Однажды он видел сон, который показался ему слишком прекрасным, чтобы хоть чуточку усомниться в его достоверности. Как-то в полдень, когда в доме никого не было, лежал он, растянувшись на полу гостиной, и скучал и вдруг обнаружил, что одна панель обшивки возле камина резче очерчена по краям, чем другие. Позже он не мог вспомнить, приснился ли ему вещий сон до или после того, как он это обнаружил. Во всяком случае, панель и в самом деле выделялась, так как на нее падала густая тень от камина. Мальчик толкнул ее: и вправду дверь. За дверью была крутая лестница, ведущая куда-то в мрачную глубь. Кронпринц – тогда его еще звали просто Эрнст – спустился по лестнице, сначала осторожно, боясь оступиться, а потом чуть не на крыльях и оказался в пространстве, со всех сторон окруженном тьмой, в светлом пятнышке среди ночи, уходящей в бесконечную даль. Перед ним сидел старик с большим носом. Из ноздрей у него росли длинные седые волосы, а вокруг черепа шла узкая, сизого цвета полоска, точно след от короны. Он поманил Эрнста к себе. С каждым шагом мальчика тьма подступала все ближе, освещенное пространство все уменьшалось. Эрнст заколебался, но старик ободряюще кивнул ему. На коленях у него на бархатной подушечке лежала корона. Эрнст подошел и покорно опустился на колени у ног старика, будто заранее знал, как здесь следует себя вести. Старик был ужасно дряхлый, руки у него дрожали, глаза были совсем пустые. «Держи ее крепче, Эрнст, – сказал он. – Иначе она исчезнет, как только ты проснешься». Кронпринц чувствовал, что новый головной убор сползает ему на уши, но ничего, со временем будет впору. Кольцо тьмы сжималось вокруг них. Корона была золотая, гладкая, приятная на ощупь. Становилось все темнее, и кронпринц до того крепко вцепился в корону, что побелевшие костяшки пальцев одни только светились во мраке. И все-таки, значит, недостаточно крепко, потому что, когда он проснулся, в руках ничего не было.

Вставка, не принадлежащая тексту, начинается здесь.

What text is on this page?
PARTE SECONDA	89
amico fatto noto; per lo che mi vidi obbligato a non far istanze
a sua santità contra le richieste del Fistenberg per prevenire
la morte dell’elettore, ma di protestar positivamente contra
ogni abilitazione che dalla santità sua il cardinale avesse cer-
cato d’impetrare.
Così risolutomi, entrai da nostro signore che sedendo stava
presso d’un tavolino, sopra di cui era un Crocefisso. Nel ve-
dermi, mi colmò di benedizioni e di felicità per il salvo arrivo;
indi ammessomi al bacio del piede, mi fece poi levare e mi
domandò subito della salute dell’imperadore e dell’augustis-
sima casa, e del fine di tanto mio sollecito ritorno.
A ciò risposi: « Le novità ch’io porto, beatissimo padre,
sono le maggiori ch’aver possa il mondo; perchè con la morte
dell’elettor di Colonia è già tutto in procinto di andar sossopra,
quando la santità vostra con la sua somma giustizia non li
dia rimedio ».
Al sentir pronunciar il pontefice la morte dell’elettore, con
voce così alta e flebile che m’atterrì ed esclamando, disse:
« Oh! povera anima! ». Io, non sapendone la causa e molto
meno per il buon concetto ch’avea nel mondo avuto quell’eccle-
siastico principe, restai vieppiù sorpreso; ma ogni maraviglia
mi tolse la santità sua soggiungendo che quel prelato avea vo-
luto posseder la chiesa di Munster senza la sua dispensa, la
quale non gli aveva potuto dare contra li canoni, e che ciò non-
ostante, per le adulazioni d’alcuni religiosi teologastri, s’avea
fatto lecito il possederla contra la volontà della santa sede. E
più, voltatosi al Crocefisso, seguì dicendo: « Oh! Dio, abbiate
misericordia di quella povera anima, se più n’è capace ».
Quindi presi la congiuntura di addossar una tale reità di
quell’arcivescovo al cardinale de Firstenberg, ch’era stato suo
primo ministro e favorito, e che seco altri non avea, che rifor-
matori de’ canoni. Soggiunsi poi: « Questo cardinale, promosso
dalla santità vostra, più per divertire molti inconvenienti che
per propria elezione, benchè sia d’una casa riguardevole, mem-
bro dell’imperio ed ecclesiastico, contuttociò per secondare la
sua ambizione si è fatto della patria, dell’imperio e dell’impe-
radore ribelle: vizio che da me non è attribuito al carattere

Этот сон не выходил у него из головы. Скорее он готов был признать, что упустил корону по собственной оплошности, нежели согласиться с общепринятым мнением, что сны – это чепуха. Просто он был слишком нетерпелив, слишком хотелось ему побыстрее проснуться, а нужно было пройти весь обратный путь сквозь тьму, подняться ступенька за ступенькой по крутой лестнице и бережно доставить корону в прозаические будни гостиной. Но его застали врасплох, потому он считал, что имеет право еще на один шанс. И вот этого-то шанса он упорно ждал.

Стук дождевых капель, постепенно усиливаясь, стал просто невыносимым. Казалось, он громко отсчитывает время. Воображалы эти взрослые! Думают, раз он ребенок, значит, можно нетерпеливо отмахиваться от него и вообще с ним не считаться. За свою жизнь он вынес немало обид. Но ничего не поделаешь, остается только угрюмо ждать, когда он наконец станет взрослым – почему-то это было ему абсолютно необходимо. И снова, воспользовавшись его одиночеством и скукой ожидания, в мысли кронпринца нахально влез молодой человек по имени Лангёр. Как может взрослый так небрежно валяться на софе? А губы денди змеятся хорошо знакомой улыбкой – единственно доступное ему выражение лица.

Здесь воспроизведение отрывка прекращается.